Jueves, 13 de Mayo de 2010

Terapias para cáncer de próstata pueden afectar calidad de vida

Reuters ·13/05/2010 - 20:11h

Todos los tratamientos para el cáncer de próstata, desde la cirugía hasta la radioterapia o las hormonas, pueden tener efectos a largo plazo en la calidad de vida de los hombres, sobre todo en relación a su función sexual y urinaria, de acuerdo a un nuevo estudio.

Pero, por otro lado, ningún tratamiento pareció afectar la vida cotidiana de los pacientes, lo cual incluye los niveles de energía, dolor, bienestar y capacidad de hacer actividades comunes como caminar, subir escaleras o llevar las bolsas de las compras.

Los resultados, publicados en Journal of Urology, surgen de 1.269 hombres en Estados Unidos estudiados durante cuatro años tras recibir tratamiento por un cáncer de próstata en estadio precoz.

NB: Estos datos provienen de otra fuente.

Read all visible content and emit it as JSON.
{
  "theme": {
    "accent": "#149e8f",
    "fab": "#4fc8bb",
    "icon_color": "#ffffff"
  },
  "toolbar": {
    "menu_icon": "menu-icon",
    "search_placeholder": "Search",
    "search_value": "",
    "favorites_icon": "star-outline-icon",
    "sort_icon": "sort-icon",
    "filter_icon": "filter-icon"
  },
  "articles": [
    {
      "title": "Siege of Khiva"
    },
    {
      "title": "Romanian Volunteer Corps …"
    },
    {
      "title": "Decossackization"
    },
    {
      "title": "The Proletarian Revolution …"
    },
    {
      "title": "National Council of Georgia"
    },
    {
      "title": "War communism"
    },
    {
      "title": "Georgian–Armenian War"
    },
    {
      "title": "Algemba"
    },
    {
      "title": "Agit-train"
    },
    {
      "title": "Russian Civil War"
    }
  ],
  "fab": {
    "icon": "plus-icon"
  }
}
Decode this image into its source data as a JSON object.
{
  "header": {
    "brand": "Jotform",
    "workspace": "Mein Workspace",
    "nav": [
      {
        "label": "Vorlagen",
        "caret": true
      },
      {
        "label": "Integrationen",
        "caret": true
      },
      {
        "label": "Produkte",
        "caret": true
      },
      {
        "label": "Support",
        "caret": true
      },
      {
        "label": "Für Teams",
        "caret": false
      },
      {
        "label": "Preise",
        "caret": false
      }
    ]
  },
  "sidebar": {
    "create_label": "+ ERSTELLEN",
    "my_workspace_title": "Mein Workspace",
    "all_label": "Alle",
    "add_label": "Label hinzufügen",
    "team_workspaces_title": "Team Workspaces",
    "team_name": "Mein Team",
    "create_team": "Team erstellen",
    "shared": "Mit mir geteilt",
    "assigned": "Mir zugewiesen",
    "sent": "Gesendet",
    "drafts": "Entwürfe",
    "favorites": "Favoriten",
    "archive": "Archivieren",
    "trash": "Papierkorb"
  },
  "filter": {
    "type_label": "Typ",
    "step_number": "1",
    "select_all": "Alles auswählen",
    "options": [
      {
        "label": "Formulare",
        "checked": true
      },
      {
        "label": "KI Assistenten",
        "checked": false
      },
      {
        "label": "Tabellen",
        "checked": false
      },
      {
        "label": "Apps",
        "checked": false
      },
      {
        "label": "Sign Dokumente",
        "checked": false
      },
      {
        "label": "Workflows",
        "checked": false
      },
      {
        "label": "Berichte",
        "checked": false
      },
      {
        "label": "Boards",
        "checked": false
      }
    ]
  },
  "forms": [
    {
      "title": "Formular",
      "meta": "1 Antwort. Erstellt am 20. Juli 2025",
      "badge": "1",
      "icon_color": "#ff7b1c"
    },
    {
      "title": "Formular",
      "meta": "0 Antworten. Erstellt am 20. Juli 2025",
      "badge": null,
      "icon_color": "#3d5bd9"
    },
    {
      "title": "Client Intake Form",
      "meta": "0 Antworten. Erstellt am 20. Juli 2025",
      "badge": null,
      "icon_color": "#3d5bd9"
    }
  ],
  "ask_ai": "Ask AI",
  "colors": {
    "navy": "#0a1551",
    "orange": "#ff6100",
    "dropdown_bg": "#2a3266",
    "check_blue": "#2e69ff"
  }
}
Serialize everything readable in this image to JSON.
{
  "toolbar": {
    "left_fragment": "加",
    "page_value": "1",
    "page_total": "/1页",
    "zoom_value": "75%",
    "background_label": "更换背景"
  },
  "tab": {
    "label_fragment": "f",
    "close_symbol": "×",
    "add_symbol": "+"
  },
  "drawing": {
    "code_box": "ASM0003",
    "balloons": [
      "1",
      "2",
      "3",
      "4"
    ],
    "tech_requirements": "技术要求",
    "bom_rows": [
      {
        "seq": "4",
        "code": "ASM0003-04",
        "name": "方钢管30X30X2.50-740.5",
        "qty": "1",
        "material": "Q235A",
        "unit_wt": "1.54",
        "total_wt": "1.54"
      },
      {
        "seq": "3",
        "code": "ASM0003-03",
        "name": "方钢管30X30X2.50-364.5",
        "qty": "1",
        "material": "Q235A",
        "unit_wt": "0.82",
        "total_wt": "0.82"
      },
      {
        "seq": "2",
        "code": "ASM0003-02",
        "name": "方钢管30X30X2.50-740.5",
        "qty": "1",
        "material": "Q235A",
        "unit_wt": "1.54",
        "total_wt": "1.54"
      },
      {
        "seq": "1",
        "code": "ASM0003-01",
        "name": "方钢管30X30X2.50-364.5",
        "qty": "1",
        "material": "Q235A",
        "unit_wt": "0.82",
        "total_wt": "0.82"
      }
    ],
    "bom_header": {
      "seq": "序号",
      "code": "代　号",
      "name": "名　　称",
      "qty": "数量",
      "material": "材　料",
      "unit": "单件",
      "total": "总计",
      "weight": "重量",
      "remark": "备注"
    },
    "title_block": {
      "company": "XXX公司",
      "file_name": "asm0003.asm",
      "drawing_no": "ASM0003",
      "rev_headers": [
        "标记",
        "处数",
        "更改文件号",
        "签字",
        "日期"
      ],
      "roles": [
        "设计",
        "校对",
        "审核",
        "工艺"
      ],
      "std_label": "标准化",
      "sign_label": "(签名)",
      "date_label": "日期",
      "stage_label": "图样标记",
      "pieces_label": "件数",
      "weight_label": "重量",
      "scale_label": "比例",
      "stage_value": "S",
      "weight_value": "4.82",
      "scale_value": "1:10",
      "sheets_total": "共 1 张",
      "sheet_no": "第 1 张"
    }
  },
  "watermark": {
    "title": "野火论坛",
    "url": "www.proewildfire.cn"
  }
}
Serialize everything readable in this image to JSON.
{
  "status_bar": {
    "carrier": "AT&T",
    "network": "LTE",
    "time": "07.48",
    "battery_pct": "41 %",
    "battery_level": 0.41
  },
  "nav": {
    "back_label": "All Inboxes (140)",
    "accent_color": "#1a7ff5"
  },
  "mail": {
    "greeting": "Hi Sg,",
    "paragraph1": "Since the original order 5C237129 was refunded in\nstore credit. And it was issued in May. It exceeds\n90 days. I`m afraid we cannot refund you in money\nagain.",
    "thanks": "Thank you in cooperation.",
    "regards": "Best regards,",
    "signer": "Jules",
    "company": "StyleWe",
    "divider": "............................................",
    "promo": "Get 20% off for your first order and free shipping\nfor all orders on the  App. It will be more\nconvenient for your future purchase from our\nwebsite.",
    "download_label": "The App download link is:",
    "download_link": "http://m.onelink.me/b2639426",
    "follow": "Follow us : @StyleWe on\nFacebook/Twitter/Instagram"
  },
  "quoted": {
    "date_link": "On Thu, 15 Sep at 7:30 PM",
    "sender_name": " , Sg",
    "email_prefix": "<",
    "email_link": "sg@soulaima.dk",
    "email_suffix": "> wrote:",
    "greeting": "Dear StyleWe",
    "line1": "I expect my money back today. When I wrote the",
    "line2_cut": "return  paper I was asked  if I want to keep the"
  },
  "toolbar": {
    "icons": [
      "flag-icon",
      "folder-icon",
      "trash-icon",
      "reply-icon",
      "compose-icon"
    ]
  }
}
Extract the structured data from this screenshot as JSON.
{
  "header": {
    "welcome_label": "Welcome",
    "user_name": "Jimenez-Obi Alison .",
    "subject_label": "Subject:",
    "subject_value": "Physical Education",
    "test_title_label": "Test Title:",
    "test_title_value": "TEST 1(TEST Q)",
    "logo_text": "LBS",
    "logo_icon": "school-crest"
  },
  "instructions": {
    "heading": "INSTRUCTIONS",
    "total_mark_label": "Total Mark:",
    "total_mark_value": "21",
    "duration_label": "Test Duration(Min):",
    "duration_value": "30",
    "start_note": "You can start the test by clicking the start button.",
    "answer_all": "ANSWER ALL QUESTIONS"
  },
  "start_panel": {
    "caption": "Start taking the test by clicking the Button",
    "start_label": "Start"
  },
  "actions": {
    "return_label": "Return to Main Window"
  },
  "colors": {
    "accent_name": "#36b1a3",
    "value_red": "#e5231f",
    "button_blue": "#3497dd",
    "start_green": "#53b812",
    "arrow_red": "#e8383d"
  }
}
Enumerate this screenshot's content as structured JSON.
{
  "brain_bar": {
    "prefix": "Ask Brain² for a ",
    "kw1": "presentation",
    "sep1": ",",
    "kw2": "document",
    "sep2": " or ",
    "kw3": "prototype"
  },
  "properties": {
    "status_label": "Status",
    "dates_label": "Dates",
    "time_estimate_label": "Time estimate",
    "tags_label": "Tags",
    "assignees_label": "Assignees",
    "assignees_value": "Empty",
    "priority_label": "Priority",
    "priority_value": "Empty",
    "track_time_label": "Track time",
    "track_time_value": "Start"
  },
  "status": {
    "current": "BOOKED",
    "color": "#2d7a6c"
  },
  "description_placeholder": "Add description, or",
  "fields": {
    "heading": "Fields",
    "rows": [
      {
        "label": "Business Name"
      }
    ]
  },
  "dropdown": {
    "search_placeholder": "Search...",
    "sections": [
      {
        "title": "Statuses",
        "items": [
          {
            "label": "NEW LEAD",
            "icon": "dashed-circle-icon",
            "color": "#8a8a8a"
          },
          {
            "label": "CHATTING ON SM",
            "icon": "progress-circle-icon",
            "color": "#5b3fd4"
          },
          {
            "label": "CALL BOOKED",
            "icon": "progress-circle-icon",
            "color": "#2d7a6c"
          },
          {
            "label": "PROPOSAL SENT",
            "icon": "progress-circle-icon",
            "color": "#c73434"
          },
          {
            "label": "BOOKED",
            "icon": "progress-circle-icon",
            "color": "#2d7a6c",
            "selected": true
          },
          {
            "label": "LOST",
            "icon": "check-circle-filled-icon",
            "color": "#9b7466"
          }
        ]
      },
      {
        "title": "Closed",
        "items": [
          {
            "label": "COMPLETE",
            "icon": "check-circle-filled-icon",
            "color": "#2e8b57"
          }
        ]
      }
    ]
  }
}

El 60 por ciento había tenido una prostatectomía radical, que es una cirugía para extirpar la glándula prostática. Otro 17 por ciento había recibido braquiterapia, una forma de radioterapia interna en la que se implantan "semillas" radioactivas en la próstata y un 12 por ciento, radioterapia.

Otro 6 por ciento de los pacientes fueron sometidos a una combinación de las dos radioterapias y un 5 por ciento tomó fármacos que inhiben las hormonas masculinas que promueven el crecimiento tumoral.

Todos esos tratamientos pueden causar disfunción eréctil y, a menudo, la cirugía y la radioterapia provocan incontinencia urinaria.

Pero poco se sabe sobre cómo esos problemas pueden reducir la calidad de vida de los pacientes en el largo plazo, según el doctor George J. Huang, de la Escuela de Medicina de la University of Pittsburgh.

Eso es importante porque, mientras que el cáncer de próstata es uno de los más comunes en los hombres (cada año, afecta a 160 por cada 100.000 y causa la muerte a 26 de esos 100.000), la mayoría de los tumores son de crecimiento lento y no producen otros daños.

El equipo de Huang halló que, en general, en los hombres operados o que habían recibido algún tipo de radioterapia, se agravaron los síntomas durante el primer año después del tratamiento, según un cuestionario estandarizado sobre calidad de vida.

El grupo que más problemas tuvo fue el de los pacientes operados.

A los dos años, los grupos que habían recibido tratamiento quirúrgico o radioterapia vieron mejoras en los síntomas urinarios, aunque no recuperaron por completo el nivel de calidad de vida previo al mismo.

También disminuyeron las "molestias" que causaban los problemas urinarios, casi hasta los niveles previos al tratamiento.

En cambio, los hombres tratados con terapia hormonal tendieron a informar una pérdida gradual y moderada de la función urinaria en cuatro años.

Los resultados sorprendieron al equipo. Los autores especulan que la terapia hormonal puede tener efectos en los músculos de la pelvis y en el aparato urinario, lo que, en el tiempo, puede crear trastornos urinarios.

En cuanto a la función sexual, todos los grupos de pacientes en el estudio sufrieron un deterioro en el primer año después del tratamiento, principalmente los pacientes operados.

De todos modos, ese grupo en particular mejoró significativamente en el segundo año, no así el resto de los grupos, lo que permitió que todos los pacientes tuvieran una recuperación similar de la función sexual al final del estudio.

FUENTE: Journal of Urology, junio del 2010.